Next noon, as appointed, Grey called at the "Warfinger Hotel" and saw Sir William. The interview was a brief one. Sir William informed the banker he had made up his mind to only one thing so far, namely, to keep the secret and do nothing for a month or two. "This looks very like compounding a felony," said the young man, "but I am prepared to take that risk."
Grey went away respited. It was a great relief nothing was to be done at once, but when something came to be done what would it be? That was the question which followed Grey day and night, waking and sleeping, through two long weary months. One qualifying fact operated greatly in his favour: day after day he lost susceptibility. Something was happening which dulled his sense of danger or exposure. He had begun to forget more and more, and it was only on rare occasions he had a clear and well-defined idea of his position. He had a weak conviction Sir William would not have him prosecuted, but what would the young man do?
But if the tyranny of the theft had lost its poignancy, he had two fiercer troubles left.
Every old broken-down woman he met in the street was his mother. By day he met his mother a thousand times; she crawled close to the wall, she had sold all her clothes for bread, she had worn out her boots, and her bare feet, her poor old bare feet, touched the cold wet streets. If he took up a paper his eye fell on some paragraph relating to the death in great misery of an old woman over seventy who had seen better days.
But it was when the twilight had died, and all the land lay in the dark trance of night, the prime actor in his mental disaster entered on the scene.

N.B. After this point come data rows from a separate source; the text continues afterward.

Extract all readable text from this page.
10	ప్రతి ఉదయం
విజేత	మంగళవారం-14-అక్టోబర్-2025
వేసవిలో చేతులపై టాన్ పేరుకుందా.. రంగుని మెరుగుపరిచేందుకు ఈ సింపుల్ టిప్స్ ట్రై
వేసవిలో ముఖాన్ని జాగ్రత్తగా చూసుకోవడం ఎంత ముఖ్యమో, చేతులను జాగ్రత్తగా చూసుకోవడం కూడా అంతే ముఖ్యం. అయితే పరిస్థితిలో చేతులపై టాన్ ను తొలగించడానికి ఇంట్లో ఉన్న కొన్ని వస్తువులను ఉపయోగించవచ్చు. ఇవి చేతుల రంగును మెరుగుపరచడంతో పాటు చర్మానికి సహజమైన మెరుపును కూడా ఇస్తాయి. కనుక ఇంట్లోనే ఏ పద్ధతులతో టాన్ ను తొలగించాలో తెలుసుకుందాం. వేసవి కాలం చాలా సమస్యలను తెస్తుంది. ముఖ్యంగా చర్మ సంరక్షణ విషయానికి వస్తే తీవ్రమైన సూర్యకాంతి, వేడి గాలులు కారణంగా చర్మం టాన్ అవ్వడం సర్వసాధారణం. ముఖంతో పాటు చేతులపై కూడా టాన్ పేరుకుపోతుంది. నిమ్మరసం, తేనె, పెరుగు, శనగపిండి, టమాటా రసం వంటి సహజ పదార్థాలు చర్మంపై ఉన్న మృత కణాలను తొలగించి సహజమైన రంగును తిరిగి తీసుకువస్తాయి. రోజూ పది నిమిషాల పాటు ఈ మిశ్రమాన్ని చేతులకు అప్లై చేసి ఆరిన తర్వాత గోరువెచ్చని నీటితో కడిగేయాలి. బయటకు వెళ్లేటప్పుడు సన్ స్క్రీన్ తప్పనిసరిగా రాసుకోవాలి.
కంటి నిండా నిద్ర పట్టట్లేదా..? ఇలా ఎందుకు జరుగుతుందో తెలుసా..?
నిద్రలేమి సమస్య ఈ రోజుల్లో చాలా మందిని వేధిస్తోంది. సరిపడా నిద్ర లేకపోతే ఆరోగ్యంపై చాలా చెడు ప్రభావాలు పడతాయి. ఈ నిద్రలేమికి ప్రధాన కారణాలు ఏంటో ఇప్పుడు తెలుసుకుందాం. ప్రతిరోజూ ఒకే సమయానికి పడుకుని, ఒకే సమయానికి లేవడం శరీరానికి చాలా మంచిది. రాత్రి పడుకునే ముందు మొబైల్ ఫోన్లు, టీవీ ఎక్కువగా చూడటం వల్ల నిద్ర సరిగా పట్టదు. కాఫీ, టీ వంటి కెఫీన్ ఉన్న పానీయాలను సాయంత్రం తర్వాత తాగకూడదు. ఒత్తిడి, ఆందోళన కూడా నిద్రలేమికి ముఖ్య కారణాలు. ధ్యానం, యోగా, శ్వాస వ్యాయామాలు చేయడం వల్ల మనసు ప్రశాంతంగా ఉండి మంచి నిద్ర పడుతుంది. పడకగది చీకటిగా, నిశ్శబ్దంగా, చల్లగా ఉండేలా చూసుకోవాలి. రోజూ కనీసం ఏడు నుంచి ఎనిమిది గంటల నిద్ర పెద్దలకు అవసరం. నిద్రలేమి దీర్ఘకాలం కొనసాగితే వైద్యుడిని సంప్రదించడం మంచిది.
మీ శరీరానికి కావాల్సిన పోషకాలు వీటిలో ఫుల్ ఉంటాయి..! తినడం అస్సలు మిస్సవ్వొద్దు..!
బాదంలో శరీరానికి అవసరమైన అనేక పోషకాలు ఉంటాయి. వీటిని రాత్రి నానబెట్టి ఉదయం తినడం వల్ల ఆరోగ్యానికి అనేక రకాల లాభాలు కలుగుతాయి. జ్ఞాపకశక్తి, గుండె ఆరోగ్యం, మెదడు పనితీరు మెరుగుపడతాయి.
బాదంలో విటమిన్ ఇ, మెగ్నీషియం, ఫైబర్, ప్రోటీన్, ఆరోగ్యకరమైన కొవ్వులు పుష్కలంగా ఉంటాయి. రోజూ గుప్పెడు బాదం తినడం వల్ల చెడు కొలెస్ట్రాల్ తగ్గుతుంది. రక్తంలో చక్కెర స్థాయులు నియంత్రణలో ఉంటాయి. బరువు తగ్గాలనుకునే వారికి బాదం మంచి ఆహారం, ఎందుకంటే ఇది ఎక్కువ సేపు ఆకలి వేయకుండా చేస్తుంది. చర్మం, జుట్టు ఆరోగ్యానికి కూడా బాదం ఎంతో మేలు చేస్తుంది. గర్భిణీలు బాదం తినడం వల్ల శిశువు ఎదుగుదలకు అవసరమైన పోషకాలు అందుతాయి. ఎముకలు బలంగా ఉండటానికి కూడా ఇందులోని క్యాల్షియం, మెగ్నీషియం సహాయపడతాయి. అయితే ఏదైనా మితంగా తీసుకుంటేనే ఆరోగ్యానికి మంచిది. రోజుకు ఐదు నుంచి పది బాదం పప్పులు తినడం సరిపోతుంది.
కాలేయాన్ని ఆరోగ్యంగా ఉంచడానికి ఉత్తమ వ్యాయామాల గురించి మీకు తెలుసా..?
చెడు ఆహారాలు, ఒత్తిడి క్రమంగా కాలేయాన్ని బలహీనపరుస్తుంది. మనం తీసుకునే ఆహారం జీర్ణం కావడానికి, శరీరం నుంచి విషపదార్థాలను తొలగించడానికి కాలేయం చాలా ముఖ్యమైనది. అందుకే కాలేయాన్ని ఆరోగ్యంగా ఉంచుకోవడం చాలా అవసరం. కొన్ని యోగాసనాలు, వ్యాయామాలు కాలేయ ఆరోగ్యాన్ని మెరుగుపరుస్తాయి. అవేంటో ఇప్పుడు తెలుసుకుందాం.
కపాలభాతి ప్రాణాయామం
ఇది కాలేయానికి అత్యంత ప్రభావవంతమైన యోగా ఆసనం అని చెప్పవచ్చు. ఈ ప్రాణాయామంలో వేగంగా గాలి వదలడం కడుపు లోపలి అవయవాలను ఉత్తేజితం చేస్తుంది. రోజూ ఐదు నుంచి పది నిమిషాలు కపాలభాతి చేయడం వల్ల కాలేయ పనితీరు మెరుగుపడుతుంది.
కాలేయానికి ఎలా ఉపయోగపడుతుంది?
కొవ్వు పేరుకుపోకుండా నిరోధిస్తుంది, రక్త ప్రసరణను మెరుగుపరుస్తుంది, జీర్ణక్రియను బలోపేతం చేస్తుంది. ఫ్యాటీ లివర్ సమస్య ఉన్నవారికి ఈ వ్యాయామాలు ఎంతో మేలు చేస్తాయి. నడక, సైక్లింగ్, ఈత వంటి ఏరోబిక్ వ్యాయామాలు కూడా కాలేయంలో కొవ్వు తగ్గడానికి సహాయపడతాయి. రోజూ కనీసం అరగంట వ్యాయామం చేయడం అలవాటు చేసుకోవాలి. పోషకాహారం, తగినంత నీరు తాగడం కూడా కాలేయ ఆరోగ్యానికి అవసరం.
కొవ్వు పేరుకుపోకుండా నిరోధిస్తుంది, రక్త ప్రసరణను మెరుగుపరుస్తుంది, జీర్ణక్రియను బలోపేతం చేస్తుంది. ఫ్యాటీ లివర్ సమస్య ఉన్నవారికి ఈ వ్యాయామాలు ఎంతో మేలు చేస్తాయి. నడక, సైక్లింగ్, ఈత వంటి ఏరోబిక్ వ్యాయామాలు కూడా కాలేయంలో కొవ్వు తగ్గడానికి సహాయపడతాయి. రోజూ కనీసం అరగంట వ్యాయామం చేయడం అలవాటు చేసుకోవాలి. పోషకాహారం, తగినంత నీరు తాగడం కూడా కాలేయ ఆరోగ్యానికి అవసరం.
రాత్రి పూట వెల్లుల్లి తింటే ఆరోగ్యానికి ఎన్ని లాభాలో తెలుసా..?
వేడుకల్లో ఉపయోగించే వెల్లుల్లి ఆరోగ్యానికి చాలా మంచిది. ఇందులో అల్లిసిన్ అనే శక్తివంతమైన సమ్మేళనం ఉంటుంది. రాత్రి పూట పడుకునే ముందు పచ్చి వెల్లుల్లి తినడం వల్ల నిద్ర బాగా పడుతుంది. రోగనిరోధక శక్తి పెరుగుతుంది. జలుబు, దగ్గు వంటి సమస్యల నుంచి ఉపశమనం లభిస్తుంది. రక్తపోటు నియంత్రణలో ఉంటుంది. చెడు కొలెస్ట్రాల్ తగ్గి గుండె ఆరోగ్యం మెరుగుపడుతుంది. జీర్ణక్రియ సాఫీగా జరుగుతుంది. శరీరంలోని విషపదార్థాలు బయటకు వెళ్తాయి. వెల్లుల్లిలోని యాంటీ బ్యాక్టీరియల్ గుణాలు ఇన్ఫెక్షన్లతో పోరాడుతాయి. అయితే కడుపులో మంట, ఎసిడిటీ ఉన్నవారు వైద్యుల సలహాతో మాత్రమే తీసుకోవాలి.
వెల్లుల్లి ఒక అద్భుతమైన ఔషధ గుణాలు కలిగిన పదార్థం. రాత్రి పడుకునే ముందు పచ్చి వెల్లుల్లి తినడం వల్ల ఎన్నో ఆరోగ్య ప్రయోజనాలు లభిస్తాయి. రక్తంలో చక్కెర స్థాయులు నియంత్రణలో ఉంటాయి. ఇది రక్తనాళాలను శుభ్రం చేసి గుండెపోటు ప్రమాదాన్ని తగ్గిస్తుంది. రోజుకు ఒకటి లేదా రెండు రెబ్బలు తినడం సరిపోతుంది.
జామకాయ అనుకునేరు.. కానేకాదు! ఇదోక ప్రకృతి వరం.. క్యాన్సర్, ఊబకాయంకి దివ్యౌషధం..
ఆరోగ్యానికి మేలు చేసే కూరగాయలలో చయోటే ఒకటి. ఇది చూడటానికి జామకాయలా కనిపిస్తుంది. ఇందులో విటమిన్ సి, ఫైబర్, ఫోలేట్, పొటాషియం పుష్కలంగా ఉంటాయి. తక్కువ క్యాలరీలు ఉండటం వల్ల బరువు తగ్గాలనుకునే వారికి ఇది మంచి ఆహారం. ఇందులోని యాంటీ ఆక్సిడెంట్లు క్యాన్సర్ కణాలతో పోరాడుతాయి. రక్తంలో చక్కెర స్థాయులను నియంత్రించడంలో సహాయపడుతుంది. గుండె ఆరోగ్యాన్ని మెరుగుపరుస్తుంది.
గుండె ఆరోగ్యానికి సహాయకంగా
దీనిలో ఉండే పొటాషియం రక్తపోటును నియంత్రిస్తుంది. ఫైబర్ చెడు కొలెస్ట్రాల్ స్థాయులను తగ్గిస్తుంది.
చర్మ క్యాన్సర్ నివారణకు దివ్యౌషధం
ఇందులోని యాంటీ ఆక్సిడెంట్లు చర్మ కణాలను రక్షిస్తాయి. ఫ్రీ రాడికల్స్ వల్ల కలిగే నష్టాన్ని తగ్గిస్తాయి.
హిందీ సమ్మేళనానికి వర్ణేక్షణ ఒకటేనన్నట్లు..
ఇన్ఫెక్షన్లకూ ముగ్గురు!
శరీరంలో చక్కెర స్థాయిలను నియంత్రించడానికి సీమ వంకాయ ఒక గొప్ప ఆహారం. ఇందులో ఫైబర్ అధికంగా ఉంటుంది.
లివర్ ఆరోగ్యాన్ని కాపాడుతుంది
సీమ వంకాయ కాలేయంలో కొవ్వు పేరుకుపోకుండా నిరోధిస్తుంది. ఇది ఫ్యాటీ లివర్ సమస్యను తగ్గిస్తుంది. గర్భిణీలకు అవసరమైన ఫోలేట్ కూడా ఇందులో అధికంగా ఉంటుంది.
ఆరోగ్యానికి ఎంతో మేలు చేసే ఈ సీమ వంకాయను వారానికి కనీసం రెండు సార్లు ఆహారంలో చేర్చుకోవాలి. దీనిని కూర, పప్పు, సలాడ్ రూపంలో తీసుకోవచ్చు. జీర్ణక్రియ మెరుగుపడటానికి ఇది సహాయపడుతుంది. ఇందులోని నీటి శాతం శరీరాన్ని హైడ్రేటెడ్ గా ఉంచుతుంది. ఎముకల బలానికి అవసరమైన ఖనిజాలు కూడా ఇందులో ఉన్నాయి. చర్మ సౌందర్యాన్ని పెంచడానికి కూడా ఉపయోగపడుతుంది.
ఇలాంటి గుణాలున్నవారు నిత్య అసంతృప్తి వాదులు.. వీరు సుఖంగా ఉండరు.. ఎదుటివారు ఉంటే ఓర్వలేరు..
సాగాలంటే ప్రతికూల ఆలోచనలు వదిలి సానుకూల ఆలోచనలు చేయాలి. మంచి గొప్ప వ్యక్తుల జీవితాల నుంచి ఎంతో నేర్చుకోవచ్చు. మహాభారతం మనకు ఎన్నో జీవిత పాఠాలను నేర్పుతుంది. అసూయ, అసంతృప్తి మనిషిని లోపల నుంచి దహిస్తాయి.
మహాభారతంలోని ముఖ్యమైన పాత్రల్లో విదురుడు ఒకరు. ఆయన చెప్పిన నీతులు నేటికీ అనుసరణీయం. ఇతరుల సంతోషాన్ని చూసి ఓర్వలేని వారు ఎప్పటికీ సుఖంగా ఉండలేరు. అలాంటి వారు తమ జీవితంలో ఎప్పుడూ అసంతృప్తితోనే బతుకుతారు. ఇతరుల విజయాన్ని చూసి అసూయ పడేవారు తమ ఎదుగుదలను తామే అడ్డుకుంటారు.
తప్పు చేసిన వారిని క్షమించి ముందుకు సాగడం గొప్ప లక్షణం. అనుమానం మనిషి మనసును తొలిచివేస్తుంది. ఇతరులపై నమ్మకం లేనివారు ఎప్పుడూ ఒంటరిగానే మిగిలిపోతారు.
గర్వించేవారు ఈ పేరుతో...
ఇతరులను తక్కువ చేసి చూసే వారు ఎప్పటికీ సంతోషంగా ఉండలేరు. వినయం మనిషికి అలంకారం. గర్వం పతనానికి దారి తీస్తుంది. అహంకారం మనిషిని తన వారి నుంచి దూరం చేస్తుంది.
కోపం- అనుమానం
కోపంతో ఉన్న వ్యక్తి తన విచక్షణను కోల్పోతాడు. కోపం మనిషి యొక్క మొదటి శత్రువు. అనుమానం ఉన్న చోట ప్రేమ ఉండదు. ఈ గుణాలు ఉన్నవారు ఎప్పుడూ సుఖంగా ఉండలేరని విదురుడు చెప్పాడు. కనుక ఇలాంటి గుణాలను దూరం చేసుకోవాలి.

In order that he might marry Maud and so cover up his robbery, he had taken upon him the awful burden of blood. Now Maud had slipped through his grasp, and there was a chance his theft might still remain undisclosed. What was his position with regard to the deed of the seventeenth of August? If the warm-breathing body of his wife were by his side he should be in no worse position.
When the dusk came down upon the earth, when the fields lay under the shadow of the wings of ill angels, the warm and breathing body of his wife was not at his side, but there, no matter where he might sit, was the clammy cold thing he had left that night on the top of the Tower of Silence. It lay in passage and hall, and in the dining-room it was always stiff and stark behind his chair, where he could not see it, but whence the clammy chill radiating from it reached his back and froze his spirit.
That was not the worst, for it was vague; not the figure of his wife so much as that of the victim of murder. Over one shoulder, he knew not which, came that face, not now calm and passionless as before, but full of love and tender reproach, an expression in which the love out-measured the reproach ten thousand-fold. It was this new look of old love made him shut his fists, and grind his teeth, and sob and groan.
From the ghastly caverns of night's silence whispers of her voice came to him pleading for mercy.
"Do not, for God's sake, Wat, do not send me in my sin before my Maker!"